Il était très attendu. Comment Nanni Moretti, cet immense réalisateur italien de 70 ans, auteur de notamment de Journal intime ou La Chambre du fils (Palme d’or en 2001) allait-il s’emparer de la scène ? Pour s’y atteler, il a choisi deux courtes de pièces de l’écrivaine italienne Natalia Ginzburg Dialogo et Fragola e panna, réunies sous le titre Diari d’amore.
On commence donc avec Dialogo. Sur un lit, un couple se réveille. Entre les deux, un dialogue s’installe où l’on parle de tout et de rien : de travail, qu’ils n’ont pas ; des livres, que monsieur écrit mais qui ne se sont pas édités ; de la famille, que l’on dénigre… Lui est bouffon, elle aussi, les deux se parlent mal, surtout lui, mais de cette bouffonnerie nait d’irrésistibles moments comiques, portés avec finesse par Valerio Binasco et Alessia Giuliani. Au fil des répliques, on comprend qu’on a affaire à un couple de bourgeois fainéants qui ne s’aiment pas. Même quand elle lui avoue le tromper avec son meilleur ami, il en est presque indifférent, s’étonnant que son ami puisse la choisir, alors qu’il aime d’habitude « les belles femmes ». L’ensemble brosse un portrait acide de la bourgeoisie, débordant de tromperies, de bassesses et d’hypocrisie, dans un texte parfaitement ciselé, soit autant de marqueurs que l’on retrouve dès la pièce suivante.
On change de décor. Nous voici dans un grand salon bourgeois d’une maison de la campagne romaine. Débarque Barbara, qui se présente à la servante (formidable Daria Deflorian) comme la cousine des propriétaires, Cesare et Flaminia. On apprendra qu’elle est en fait la maîtresse de Cesare et qu’elle a fui son appartement où son mari la battait. La jeune femme en détresse ne trouvera de réconfort ni de la part de Flaminia, pour qui les aventures de son mari ne sont pas secrètes, ni de Cesare, qui ne dédaigne même pas la voir. Elle est finalement envoyée chez des religieuses, d’où elle s’enfuira, et dont on ne connaîtra pas les suites de l’aventure. Dans cette austère maison, de l’humanité se dégagera seulement quand Flaminia dira tout le mal qu’elle pense de Cesare. Des mots violents, puissants, mais comme dans la pièce précédente, le mari ne semblera pas particulièrement affecté par la diatribe de sa femme, préférant invoquer la « fatigue nerveuse » dont ils seraient tous atteints.
Mais où est Nanni ?
Alors oui, si ces deux pièces traversent les Alpes, et remplissent trois jours d’affilée le Théâtre de La Criée, ce n’est malheureusement pas pour le seul talent d’écriture de Natalia Ginzburg. Mais bien pour le metteur en scène, Nanni Moretti, dont tout le monde attendait de voir les premiers pas en tant que metteur en scène. Mais de mise en scène il en est finalement peu question. Avec Dialogo et Fregola e panna, c’est avant tout le verbe qui est mis en avant. Alors que l’on pourrait reprocher au réalisateur une forme de nonchalance dans sa mise en scène, on retiendra plutôt son goût pour la sobriété et son humilité. Plaçant ainsi les textes forts de l’autrice à leur juste place, sans leur faire d’ombre. On notera aussi les merveilleuses interprétations des acteurs·ices dont Nanni Moretti n’est certainement pas étranger.

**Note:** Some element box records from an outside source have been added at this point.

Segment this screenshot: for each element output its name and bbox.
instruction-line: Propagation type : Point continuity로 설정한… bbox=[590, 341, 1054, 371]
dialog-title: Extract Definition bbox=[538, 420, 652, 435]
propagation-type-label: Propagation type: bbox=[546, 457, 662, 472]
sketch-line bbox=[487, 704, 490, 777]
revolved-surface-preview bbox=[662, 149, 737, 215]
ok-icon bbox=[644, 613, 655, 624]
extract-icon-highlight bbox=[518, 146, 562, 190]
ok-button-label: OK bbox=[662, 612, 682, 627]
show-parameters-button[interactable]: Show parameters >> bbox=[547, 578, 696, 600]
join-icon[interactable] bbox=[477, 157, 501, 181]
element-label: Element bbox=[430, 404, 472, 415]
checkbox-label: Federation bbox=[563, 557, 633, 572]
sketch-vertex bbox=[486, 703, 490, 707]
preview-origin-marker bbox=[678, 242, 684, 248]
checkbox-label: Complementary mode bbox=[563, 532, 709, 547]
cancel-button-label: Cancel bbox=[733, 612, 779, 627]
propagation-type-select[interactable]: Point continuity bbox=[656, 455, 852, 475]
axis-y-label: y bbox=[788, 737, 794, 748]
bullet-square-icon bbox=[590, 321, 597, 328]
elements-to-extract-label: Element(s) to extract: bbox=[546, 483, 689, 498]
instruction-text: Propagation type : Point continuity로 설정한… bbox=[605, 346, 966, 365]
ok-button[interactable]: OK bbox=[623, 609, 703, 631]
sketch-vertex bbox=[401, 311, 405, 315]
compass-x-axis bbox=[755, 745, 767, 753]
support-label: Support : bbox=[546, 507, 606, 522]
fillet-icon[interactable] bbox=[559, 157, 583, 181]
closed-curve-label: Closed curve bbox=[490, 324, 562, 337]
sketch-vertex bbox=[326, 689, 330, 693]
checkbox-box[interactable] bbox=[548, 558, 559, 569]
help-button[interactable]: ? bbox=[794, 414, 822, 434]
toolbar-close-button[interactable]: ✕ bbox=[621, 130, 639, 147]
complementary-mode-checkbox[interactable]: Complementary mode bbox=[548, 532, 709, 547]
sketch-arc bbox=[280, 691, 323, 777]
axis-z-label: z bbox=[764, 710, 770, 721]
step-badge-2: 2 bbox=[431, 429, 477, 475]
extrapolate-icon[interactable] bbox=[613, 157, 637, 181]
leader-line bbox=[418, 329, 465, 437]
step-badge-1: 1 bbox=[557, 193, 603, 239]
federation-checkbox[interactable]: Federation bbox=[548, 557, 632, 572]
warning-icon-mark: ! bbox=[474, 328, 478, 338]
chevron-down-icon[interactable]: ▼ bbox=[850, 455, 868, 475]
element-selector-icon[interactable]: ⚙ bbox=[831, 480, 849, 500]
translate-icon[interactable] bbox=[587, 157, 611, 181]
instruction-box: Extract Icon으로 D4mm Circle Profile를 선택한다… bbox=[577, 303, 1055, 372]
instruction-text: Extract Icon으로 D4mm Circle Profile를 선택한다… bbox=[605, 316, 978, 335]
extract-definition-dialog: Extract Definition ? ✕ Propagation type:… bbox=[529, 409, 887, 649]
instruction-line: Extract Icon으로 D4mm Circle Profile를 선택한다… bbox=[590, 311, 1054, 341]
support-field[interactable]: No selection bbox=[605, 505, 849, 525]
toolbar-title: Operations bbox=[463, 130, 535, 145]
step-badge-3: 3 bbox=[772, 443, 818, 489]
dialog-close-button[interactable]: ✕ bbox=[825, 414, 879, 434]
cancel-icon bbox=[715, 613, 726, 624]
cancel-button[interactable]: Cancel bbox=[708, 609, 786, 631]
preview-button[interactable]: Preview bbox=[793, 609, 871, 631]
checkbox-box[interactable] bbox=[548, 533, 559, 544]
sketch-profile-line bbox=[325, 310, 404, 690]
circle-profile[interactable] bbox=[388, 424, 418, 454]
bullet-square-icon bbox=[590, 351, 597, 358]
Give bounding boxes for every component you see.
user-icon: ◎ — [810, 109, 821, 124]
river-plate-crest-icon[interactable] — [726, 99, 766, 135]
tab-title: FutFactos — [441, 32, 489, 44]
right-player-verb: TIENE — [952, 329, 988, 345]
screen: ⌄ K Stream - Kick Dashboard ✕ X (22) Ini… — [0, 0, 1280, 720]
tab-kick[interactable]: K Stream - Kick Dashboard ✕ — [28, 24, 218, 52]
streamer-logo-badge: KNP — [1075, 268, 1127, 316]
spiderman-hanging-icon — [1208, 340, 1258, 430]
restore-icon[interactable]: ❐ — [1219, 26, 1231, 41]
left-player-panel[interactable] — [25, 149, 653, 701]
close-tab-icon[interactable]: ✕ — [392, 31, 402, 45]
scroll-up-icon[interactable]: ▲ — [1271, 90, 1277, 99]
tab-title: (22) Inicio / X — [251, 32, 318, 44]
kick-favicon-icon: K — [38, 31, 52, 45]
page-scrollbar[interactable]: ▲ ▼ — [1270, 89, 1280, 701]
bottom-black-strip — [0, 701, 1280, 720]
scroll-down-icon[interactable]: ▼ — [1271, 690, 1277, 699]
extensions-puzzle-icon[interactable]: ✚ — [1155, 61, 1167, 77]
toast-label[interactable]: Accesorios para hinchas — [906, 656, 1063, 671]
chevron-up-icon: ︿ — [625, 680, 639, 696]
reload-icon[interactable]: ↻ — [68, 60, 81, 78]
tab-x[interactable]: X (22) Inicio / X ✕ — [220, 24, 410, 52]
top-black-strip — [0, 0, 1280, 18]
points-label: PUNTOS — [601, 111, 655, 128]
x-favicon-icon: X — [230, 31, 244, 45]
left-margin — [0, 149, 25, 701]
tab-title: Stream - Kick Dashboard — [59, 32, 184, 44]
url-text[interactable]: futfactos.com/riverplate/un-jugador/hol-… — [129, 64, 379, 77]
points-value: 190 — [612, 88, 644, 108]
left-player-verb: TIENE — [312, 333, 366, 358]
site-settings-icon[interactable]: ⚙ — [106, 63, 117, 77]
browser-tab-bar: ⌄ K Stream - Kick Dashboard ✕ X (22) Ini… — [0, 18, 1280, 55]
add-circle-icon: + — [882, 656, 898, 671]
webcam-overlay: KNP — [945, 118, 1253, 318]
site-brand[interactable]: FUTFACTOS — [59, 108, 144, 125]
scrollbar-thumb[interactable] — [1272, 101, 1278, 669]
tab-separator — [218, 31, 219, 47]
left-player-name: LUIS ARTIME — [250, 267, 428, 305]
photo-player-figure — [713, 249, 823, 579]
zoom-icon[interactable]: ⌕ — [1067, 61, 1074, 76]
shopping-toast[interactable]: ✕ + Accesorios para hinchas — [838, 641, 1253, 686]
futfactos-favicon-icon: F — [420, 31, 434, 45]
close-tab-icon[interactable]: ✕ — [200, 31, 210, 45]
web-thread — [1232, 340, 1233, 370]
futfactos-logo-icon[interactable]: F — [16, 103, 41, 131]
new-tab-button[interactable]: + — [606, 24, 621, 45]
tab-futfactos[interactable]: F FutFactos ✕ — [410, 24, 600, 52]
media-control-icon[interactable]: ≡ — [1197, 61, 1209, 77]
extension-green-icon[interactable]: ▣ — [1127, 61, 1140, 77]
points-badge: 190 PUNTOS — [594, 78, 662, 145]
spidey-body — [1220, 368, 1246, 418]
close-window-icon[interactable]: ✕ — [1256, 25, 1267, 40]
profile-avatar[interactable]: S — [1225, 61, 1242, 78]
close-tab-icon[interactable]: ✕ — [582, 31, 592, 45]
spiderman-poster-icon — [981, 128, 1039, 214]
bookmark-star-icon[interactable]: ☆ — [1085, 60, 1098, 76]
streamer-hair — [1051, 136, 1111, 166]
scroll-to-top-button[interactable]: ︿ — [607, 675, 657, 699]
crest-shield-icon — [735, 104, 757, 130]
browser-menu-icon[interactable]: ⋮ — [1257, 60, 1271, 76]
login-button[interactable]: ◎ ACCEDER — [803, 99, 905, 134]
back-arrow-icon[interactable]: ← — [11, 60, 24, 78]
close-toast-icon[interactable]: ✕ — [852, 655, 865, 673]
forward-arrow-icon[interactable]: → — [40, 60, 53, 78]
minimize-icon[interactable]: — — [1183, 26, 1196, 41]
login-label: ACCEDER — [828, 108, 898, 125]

Avec ces deux pièces, il donne aussi à penser : que dit de notre époque le regard que l’on porte sur ces deux textes écrits en 1966 et 1970, qui mettent en scène les rapports hommes-femmes, au cœur de nos préoccupations contemporaines. Certains auront noté que le public ne riait pas toujours de concert : d’aucuns s’esclaffant aux bouffonneries misogynes des personnages, à d’autres de s’en étonner. Nanni Moretti, lui, ne s’en préoccupe pas. Il se fait simplement passeur d’histoires, sans artifices, jugements, ou morale : au public de cogiter.
NICOLAS SANTUCCI
Diari d’amore a été donné du 15 au 17 décembre à La Criée, théâtre national de Marseille.